Felix SCHNEIDER
Ein topo¦foto¦grafisches Projekt.
Maria Theresia Litschauer
Wien: Schlebrügge.editor 2006
296 Seiten, broschiert. 114 Abbildungen in Farbe, 45 in
schwarz-weiß, Euro: 46,20.-
ISBN 3-85160-065-7
Das Buch ist der Versuch einer
Rekonstruktion. Es ist dies die Beschreibung des
Leidensweges von 1.200 ungarischen Jüdinnen und Juden,
die zwischen Juni 1944 und Mai 1945 zur Zwangsarbeit ins
Waldviertel deportiert wurden. Bei den Erfassten handelt
es sich tatsächlich lediglich um einen Bruchteil der
insgesamt 15.000 Frauen, Männer und Kinder, die im Zuge
der Deportationen aus Ungarn auf verschiedene Betriebe
im Waldviertel aufgeteilt wurden. Der Autorin Maria
Theresia Litschauer ist es gelungen, die Wege dieser
Menschen anhand von Zeitzeugenaussagen,
Tagebuchaufzeichnungen und archivaler Dokumente zu
kartografieren und so einen „Leidensweg" im
ursprünglichen Wortsinn zu beschreiben.
Auf fast 300 großformatigen Seiten findet sich eine
Fülle von Dokumenten und Zitaten, die das Schicksal der
Zwangsdeportierten nicht zuletzt anhand der
fotografischen Erfassung der Orte dokumentiert. Dabei
wechseln sich klassisch-wissenschaftliche Methoden mit
Oral-History-Passagen ab. Natürlich kann bei dieser
Arbeit aufgrund der nur bruchstückhaft zugänglichen bzw.

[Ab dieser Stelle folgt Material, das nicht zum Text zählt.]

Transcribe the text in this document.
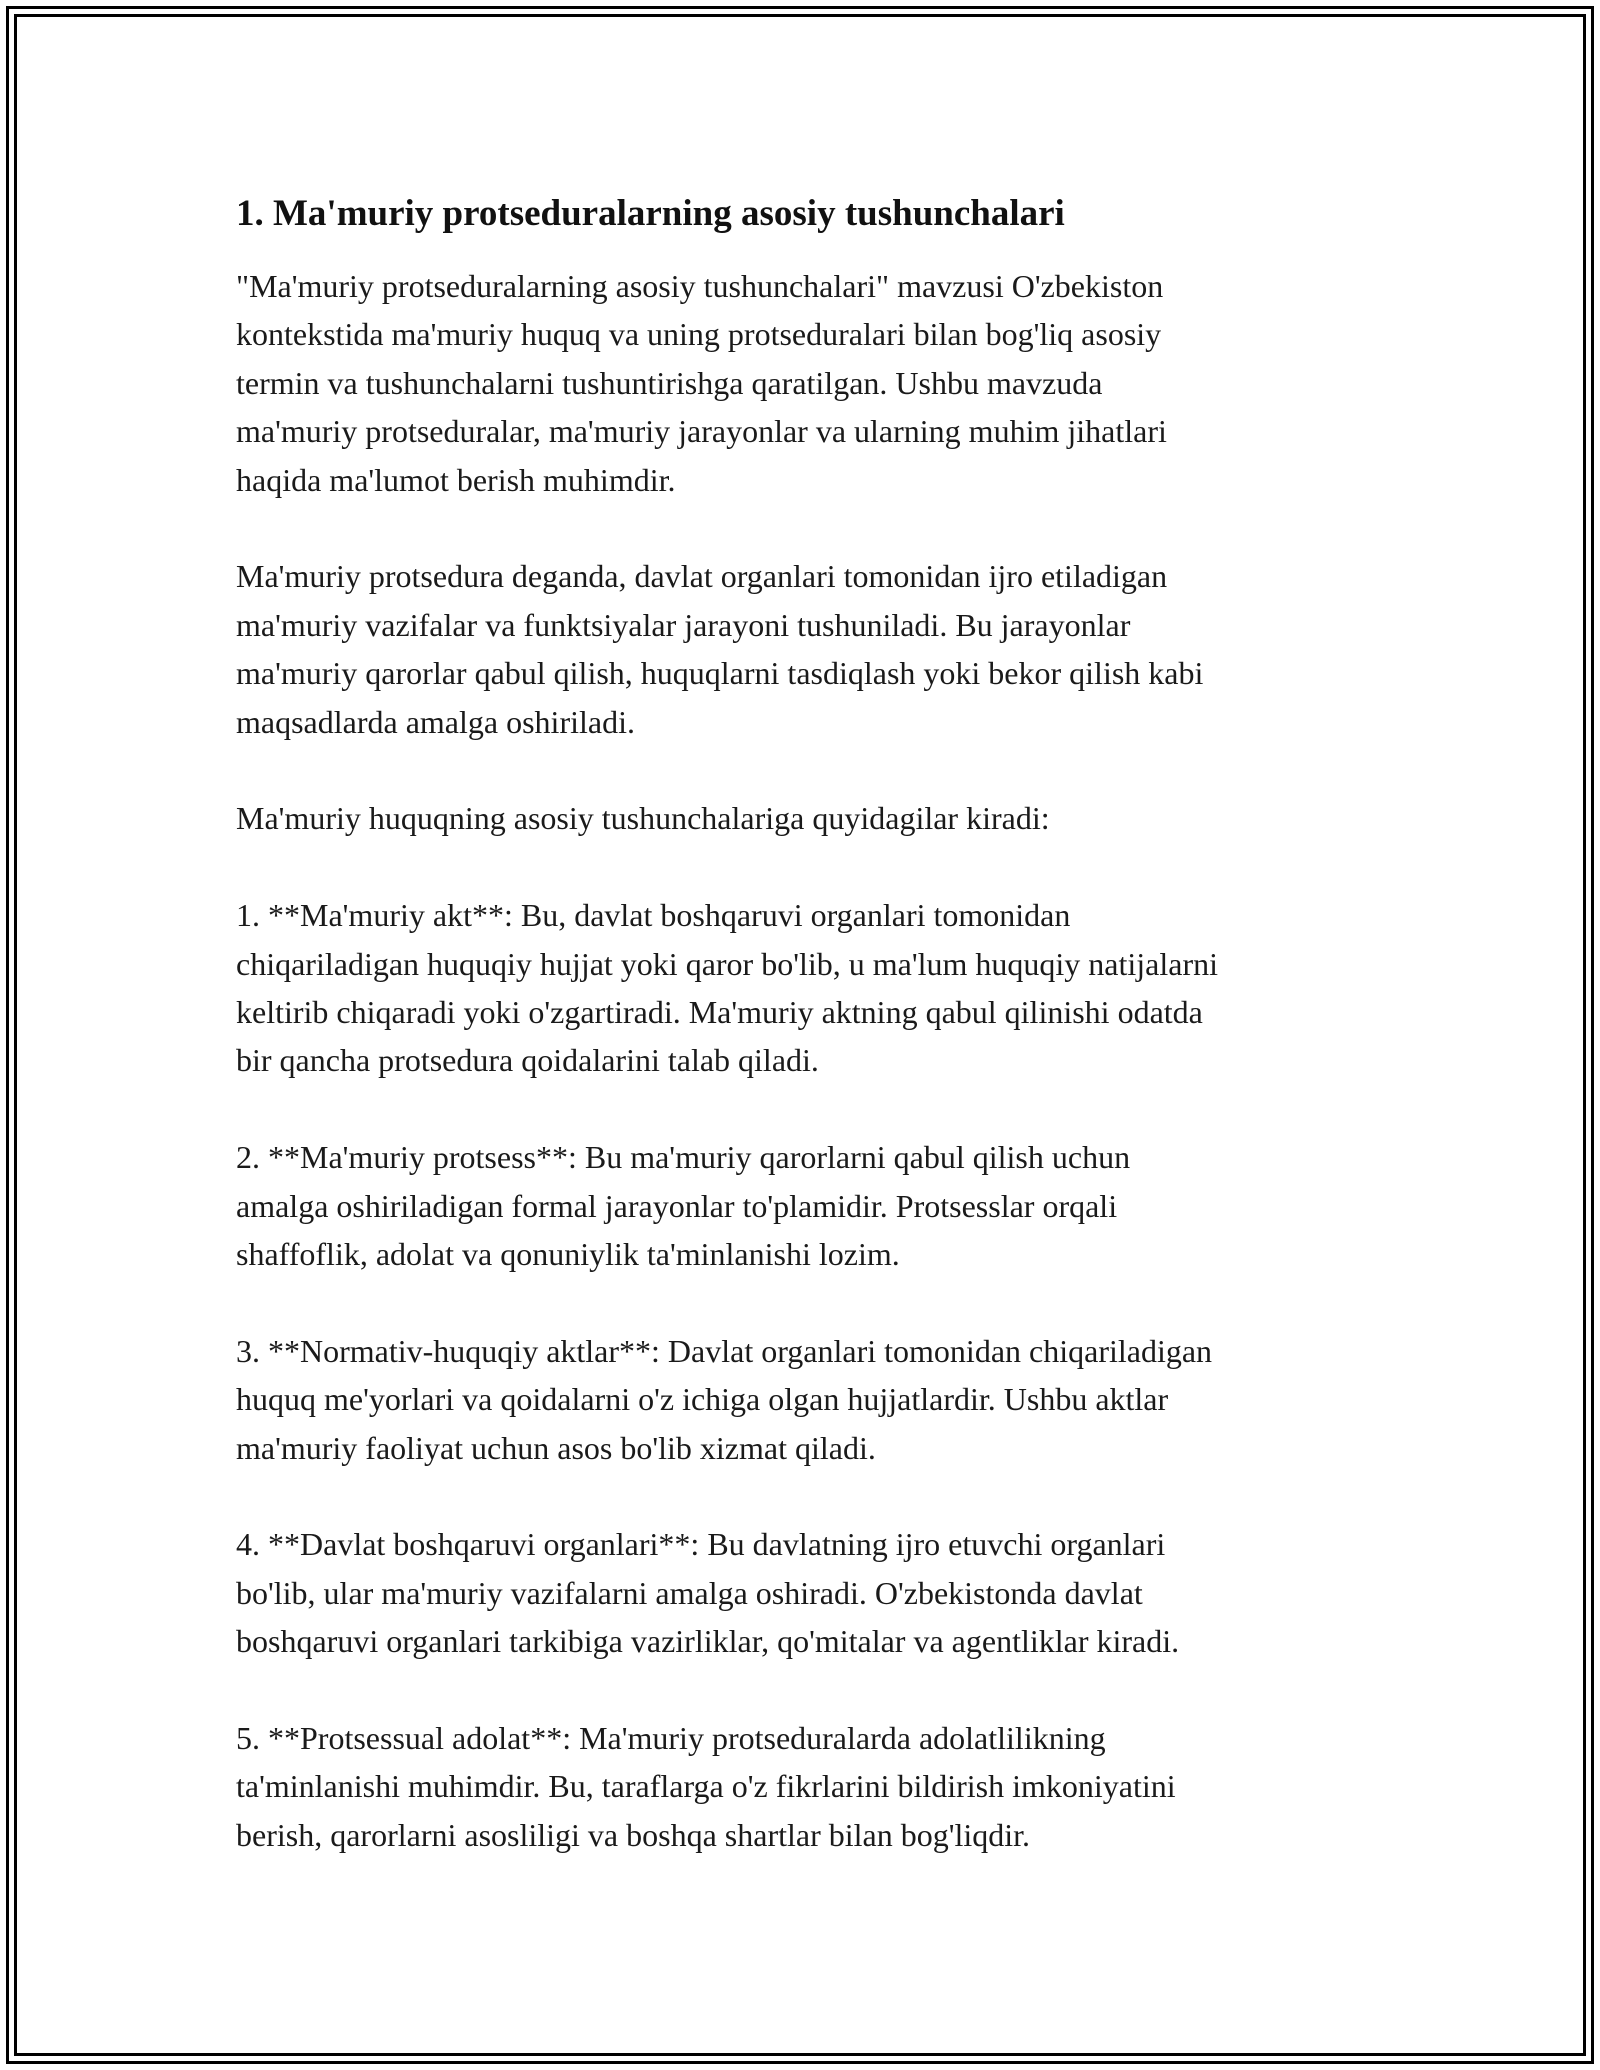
1. Ma'muriy protseduralarning asosiy tushunchalari

"Ma'muriy protseduralarning asosiy tushunchalari" mavzusi O'zbekiston
kontekstida ma'muriy huquq va uning protseduralari bilan bog'liq asosiy
termin va tushunchalarni tushuntirishga qaratilgan. Ushbu mavzuda
ma'muriy protseduralar, ma'muriy jarayonlar va ularning muhim jihatlari
haqida ma'lumot berish muhimdir.

Ma'muriy protsedura deganda, davlat organlari tomonidan ijro etiladigan
ma'muriy vazifalar va funktsiyalar jarayoni tushuniladi. Bu jarayonlar
ma'muriy qarorlar qabul qilish, huquqlarni tasdiqlash yoki bekor qilish kabi
maqsadlarda amalga oshiriladi.

Ma'muriy huquqning asosiy tushunchalariga quyidagilar kiradi:

1. **Ma'muriy akt**: Bu, davlat boshqaruvi organlari tomonidan
chiqariladigan huquqiy hujjat yoki qaror bo'lib, u ma'lum huquqiy natijalarni
keltirib chiqaradi yoki o'zgartiradi. Ma'muriy aktning qabul qilinishi odatda
bir qancha protsedura qoidalarini talab qiladi.

2. **Ma'muriy protsess**: Bu ma'muriy qarorlarni qabul qilish uchun
amalga oshiriladigan formal jarayonlar to'plamidir. Protsesslar orqali
shaffoflik, adolat va qonuniylik ta'minlanishi lozim.

3. **Normativ-huquqiy aktlar**: Davlat organlari tomonidan chiqariladigan
huquq me'yorlari va qoidalarni o'z ichiga olgan hujjatlardir. Ushbu aktlar
ma'muriy faoliyat uchun asos bo'lib xizmat qiladi.

4. **Davlat boshqaruvi organlari**: Bu davlatning ijro etuvchi organlari
bo'lib, ular ma'muriy vazifalarni amalga oshiradi. O'zbekistonda davlat
boshqaruvi organlari tarkibiga vazirliklar, qo'mitalar va agentliklar kiradi.

5. **Protsessual adolat**: Ma'muriy protseduralarda adolatlilikning
ta'minlanishi muhimdir. Bu, taraflarga o'z fikrlarini bildirish imkoniyatini
berish, qarorlarni asosliligi va boshqa shartlar bilan bog'liqdir.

nicht mehr rekonstruierbaren Quellen von Vollständigkeit
nicht mehr gesprochen werden. Unkenntliche oder
verschwundene Grabstellen, namenlose „Nicht-Orte" und
die „Auslöschung von Geschichte" konnten Maria Theresia
Litschauer jedoch nicht von akribischer Recherche
abhalten, die in ihrem Detailreichtum zum Teil
erstaunliche Ergebnisse zeitigt. Zusammen mit
Überlebenden ist es ihr gelungen, mit ihrem Band einen
Ort der Erinnerung zu schaffen, der sich aus tausenden
Erzählungen, Hinweisen, Erinnerungsstücken und
Dokumenten mosaikartig zusammenfügt. Strukturell
erinnert die Dokumentation wohl mit Absicht an einen
bizarren Fahrplan, in dem an einzelnen Stationen des
Grauens Halt gemacht wird, um die Schicksale der
„Mitfahrenden" zu erzählen...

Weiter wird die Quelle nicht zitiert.